Serum kreatini 200 >mol/l (2.3 mg/dl)'den fazla olan veya kreatinin klerensi (ölçülen veya tahmin edilen) 30 ml/dk'dan az olan hastalarda, yapılan çalışmalardan elde edilen klinik verinin sınırlı olmasından dolayı 3 ayda bir 3 mg intravenöz enjeksiyon şeklinde verilen SEMPRIBAN kullanımı önerilmemektedir (bkz. bölüm 5.2.).
Tedavi sırasında, böbrek üzerine potansiyel yan etkiye sahip ilaç tedavisi görenler veya hastalığı bulunanlar tıbbi açıdan düzenli olarak kontrol edilmelidir.

Doku hasarına neden olabileceği için SEMPRIBAN'ı intra-arteriyal veya paravenöz uygulamamaya özel dikkat gösterilmelidir.

Bisfosfonatlarla tedavi edilen hastalarda çene osteonekrozu vakaları rapor edilmiştir. Bu vakalar çoğunlukla dental tedavi gören kanser hastalarında görülmekle birlikte, bazıları da postmenopozal osteoporoz hastalarında ve diğer vakalarda görülmüştür.
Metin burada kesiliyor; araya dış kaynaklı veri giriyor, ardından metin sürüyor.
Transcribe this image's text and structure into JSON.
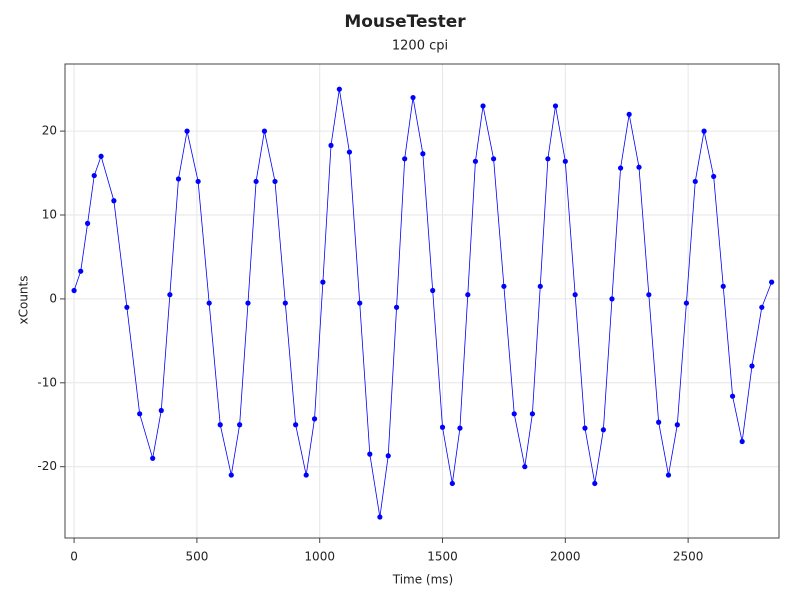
{
  "chart_data": {
    "type": "line",
    "title": "MouseTester",
    "subtitle": "1200 cpi",
    "xlabel": "Time (ms)",
    "ylabel": "xCounts",
    "x": [
      0,
      27,
      55,
      82,
      110,
      162,
      215,
      267,
      320,
      355,
      390,
      425,
      460,
      505,
      550,
      595,
      640,
      674,
      708,
      741,
      775,
      818,
      860,
      902,
      945,
      979,
      1013,
      1046,
      1080,
      1121,
      1163,
      1204,
      1245,
      1279,
      1313,
      1346,
      1380,
      1420,
      1460,
      1500,
      1540,
      1571,
      1603,
      1634,
      1665,
      1708,
      1750,
      1792,
      1835,
      1866,
      1898,
      1929,
      1960,
      2000,
      2040,
      2080,
      2120,
      2155,
      2190,
      2225,
      2260,
      2300,
      2340,
      2380,
      2420,
      2456,
      2493,
      2529,
      2565,
      2604,
      2643,
      2681,
      2720,
      2760,
      2800,
      2840
    ],
    "series": [
      {
        "name": "xCounts",
        "color": "#0000ff",
        "values": [
          1,
          3.3,
          9,
          14.7,
          17,
          11.7,
          -1,
          -13.7,
          -19,
          -13.3,
          0.5,
          14.3,
          20,
          14,
          -0.5,
          -15,
          -21,
          -15,
          -0.5,
          14,
          20,
          14,
          -0.5,
          -15,
          -21,
          -14.3,
          2,
          18.3,
          25,
          17.5,
          -0.5,
          -18.5,
          -26,
          -18.7,
          -1,
          16.7,
          24,
          17.3,
          1,
          -15.3,
          -22,
          -15.4,
          0.5,
          16.4,
          23,
          16.7,
          1.5,
          -13.7,
          -20,
          -13.7,
          1.5,
          16.7,
          23,
          16.4,
          0.5,
          -15.4,
          -22,
          -15.6,
          0,
          15.6,
          22,
          15.7,
          0.5,
          -14.7,
          -21,
          -15,
          -0.5,
          14,
          20,
          14.6,
          1.5,
          -11.6,
          -17,
          -8,
          -1,
          2
        ]
      }
    ],
    "xlim": [
      -37,
      2870
    ],
    "ylim": [
      -28.5,
      28
    ],
    "xticks": [
      0,
      500,
      1000,
      1500,
      2000,
      2500
    ],
    "yticks": [
      -20,
      -10,
      0,
      10,
      20
    ],
    "grid": true
  }
}
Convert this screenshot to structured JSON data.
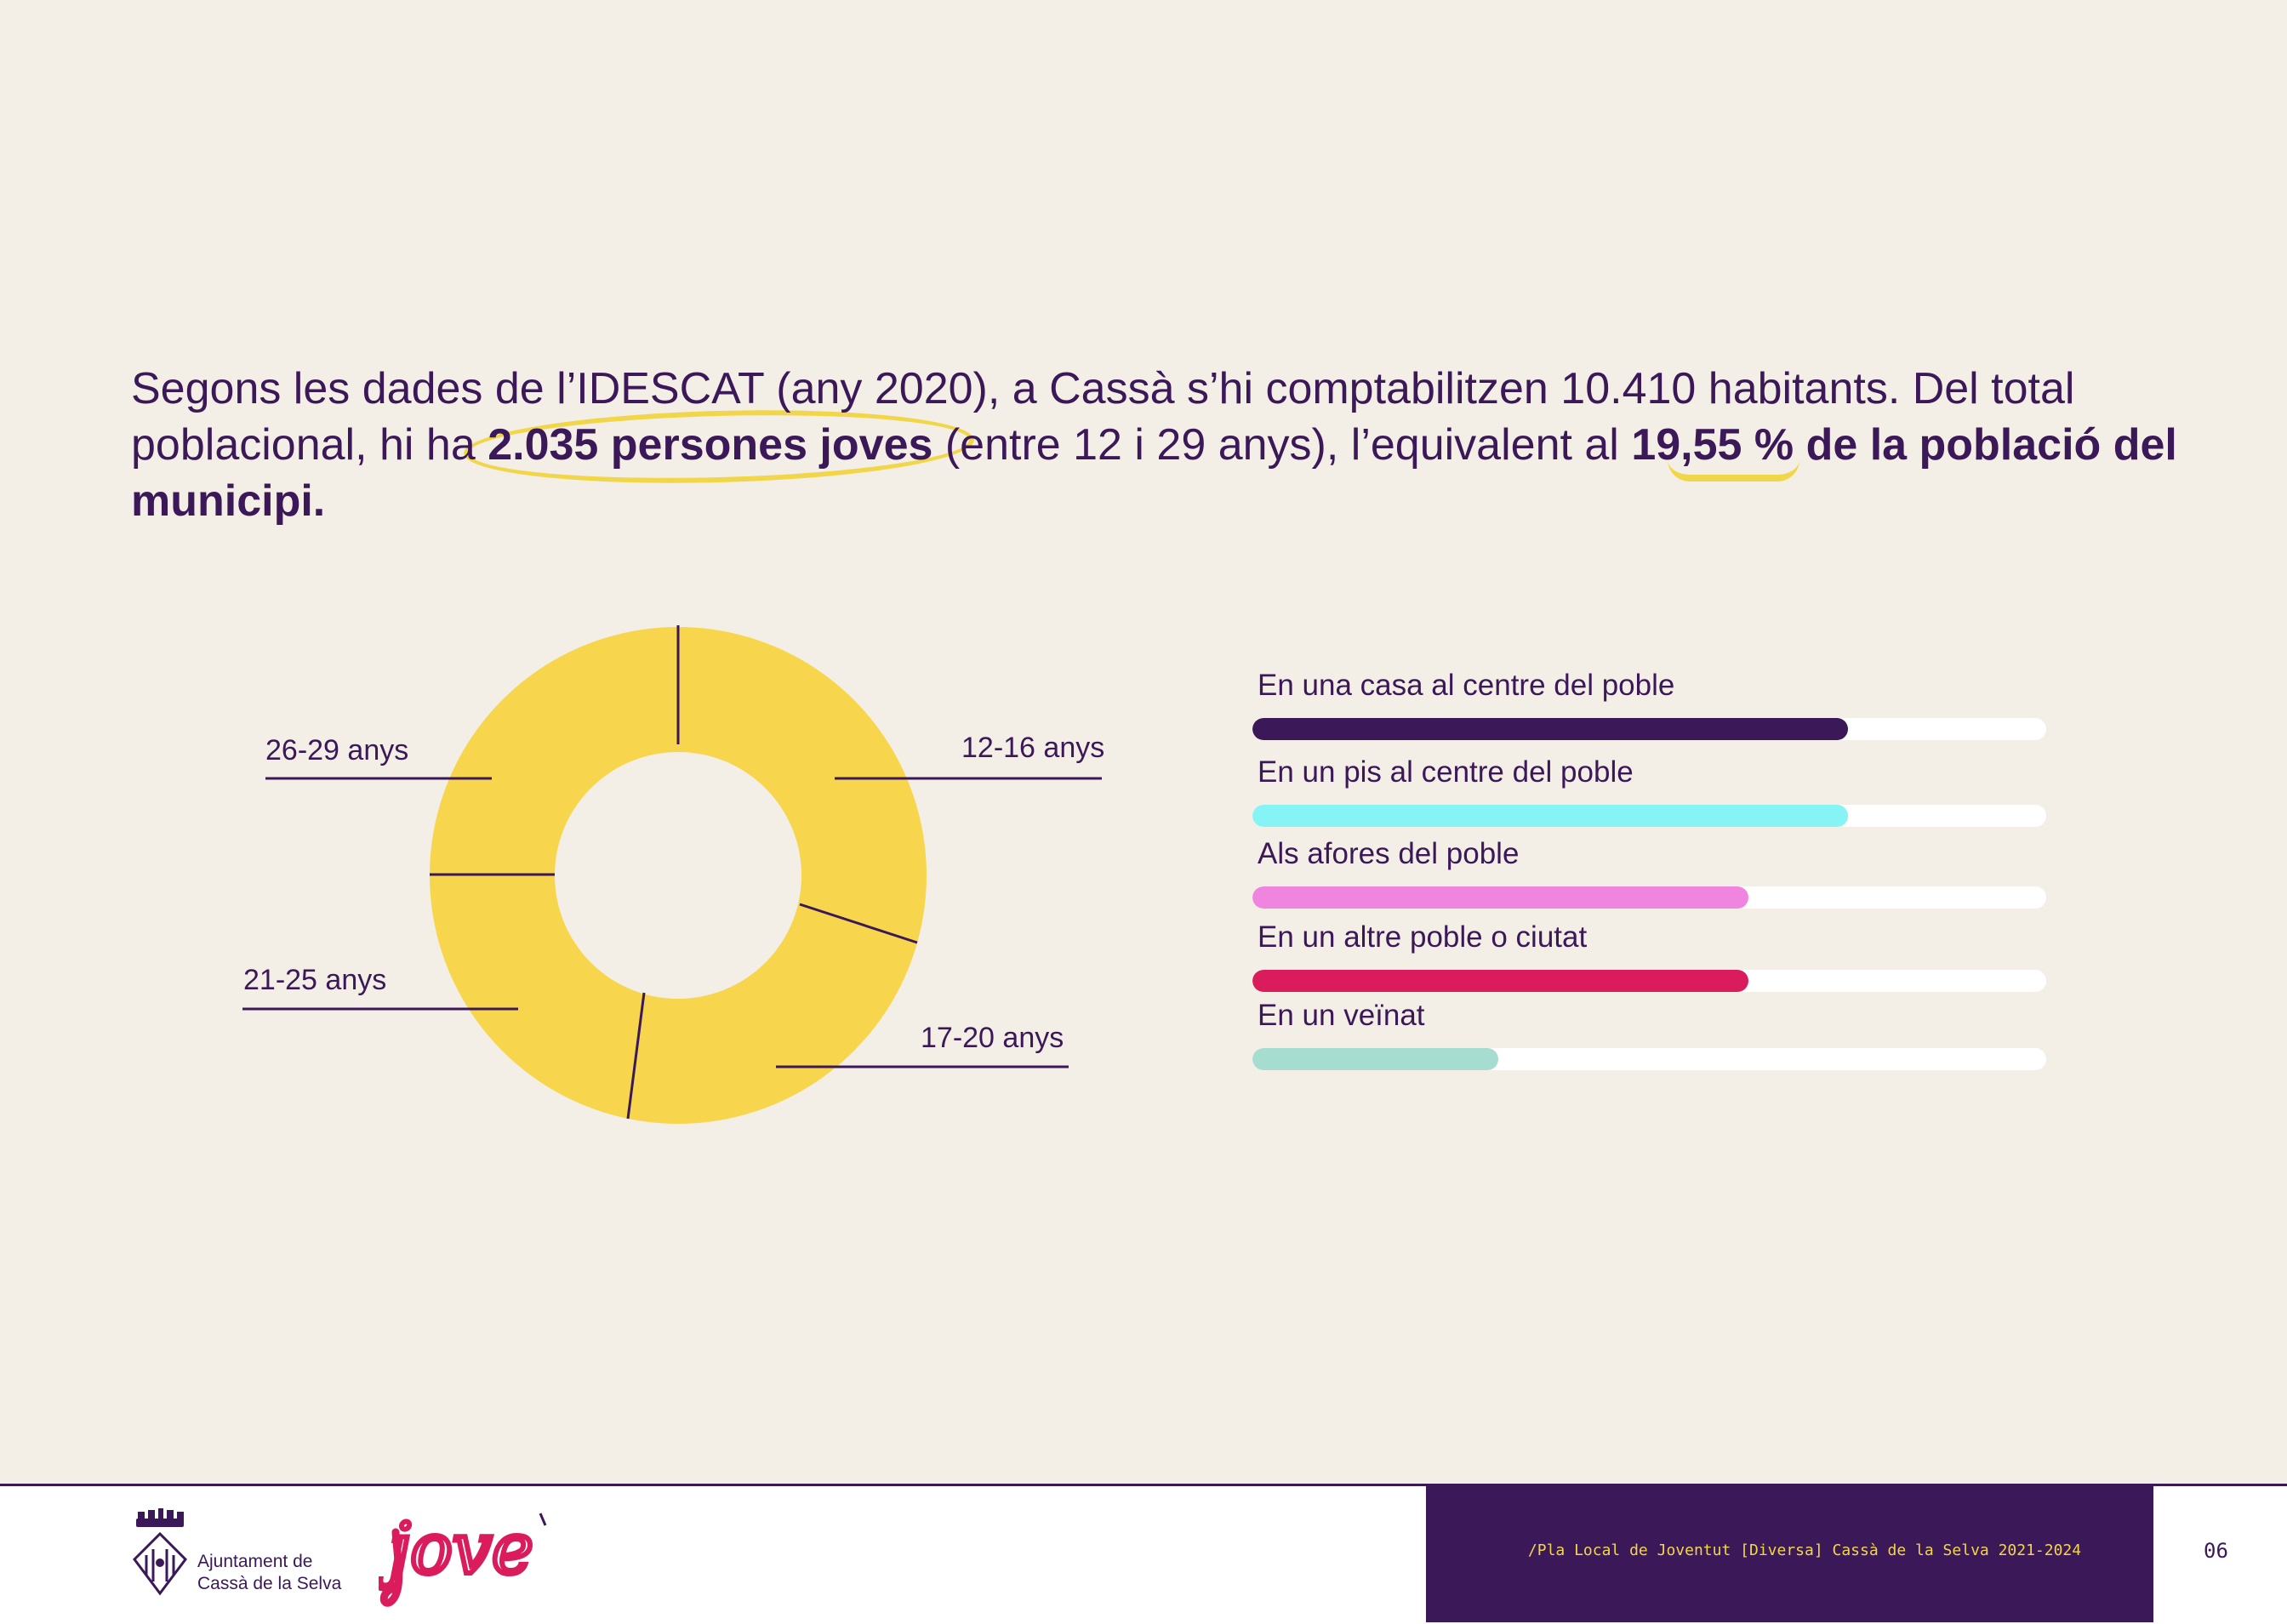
{
  "intro": {
    "part1": "Segons les dades de l’IDESCAT (any 2020), a Cassà s’hi comptabilitzen 10.410 habitants. Del total poblacional, hi ha ",
    "highlight1": "2.035 persones joves",
    "part2": " (entre 12 i 29 anys), l’equivalent al ",
    "highlight2": "19,55 % de la població del municipi."
  },
  "donut": {
    "color": "#f7d64d",
    "labels": {
      "a": "12-16 anys",
      "b": "17-20 anys",
      "c": "21-25 anys",
      "d": "26-29 anys"
    }
  },
  "bars": [
    {
      "label": "En una casa al centre del poble",
      "value": 0.75,
      "color": "#3b1857"
    },
    {
      "label": "En un pis al centre del poble",
      "value": 0.75,
      "color": "#86f4f4"
    },
    {
      "label": "Als afores del poble",
      "value": 0.625,
      "color": "#f085e0"
    },
    {
      "label": "En un altre poble o ciutat",
      "value": 0.625,
      "color": "#db1c5c"
    },
    {
      "label": "En un veïnat",
      "value": 0.31,
      "color": "#a7dcd0"
    }
  ],
  "footer": {
    "org_line1": "Ajuntament de",
    "org_line2": "Cassà de la Selva",
    "logo_text": "jove",
    "caption": "/Pla Local de Joventut [Diversa] Cassà de la Selva 2021-2024",
    "page_number": "06",
    "band_color": "#3b1857",
    "caption_color": "#f2d64a",
    "logo_color": "#db1c5c"
  }
}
Kanser teşhisi, birlikte sürdürülen tedaviler (örn. kemoterapi, radyoterapi, kortikosteroidler) ve birlikte görülen hastalıklar (örn. anemi, koagülopati, enfeksiyon, önceden var olan dental rahatsızlık) çene osteonekrozu için bilinen risk faktörleridir. Vakaların büyük çoğunluğu intravenöz bisfosfonatlarla tedavi gören hastalarda raporlanmıştır ancak bazıları oral tedavi gören hastalarda da görülmüştür.
Bisfosfonat tedavisi sırasında çene osteonekrozu gelişen hastalarda, dental ameliyat durumu kötüleştirebilir. Dental prosedürlere ihtiyaç duyan hastalarda bisfosfonat tedavisinin kesilmesinin çene osteonekrozu riskini azalttığına dair veri bulunmamaktadır. Tedaviyi sürdüren hekim, her hasta için yarar/risk değerlendirmesini yaparak tedavi planına karar vermelidir.
Bu tıbbi ürün her 3 ml'sinde 1 mmol (23 mg)'dan daha az sodyum ihtiva eder; yani esasında "sodyum içermez".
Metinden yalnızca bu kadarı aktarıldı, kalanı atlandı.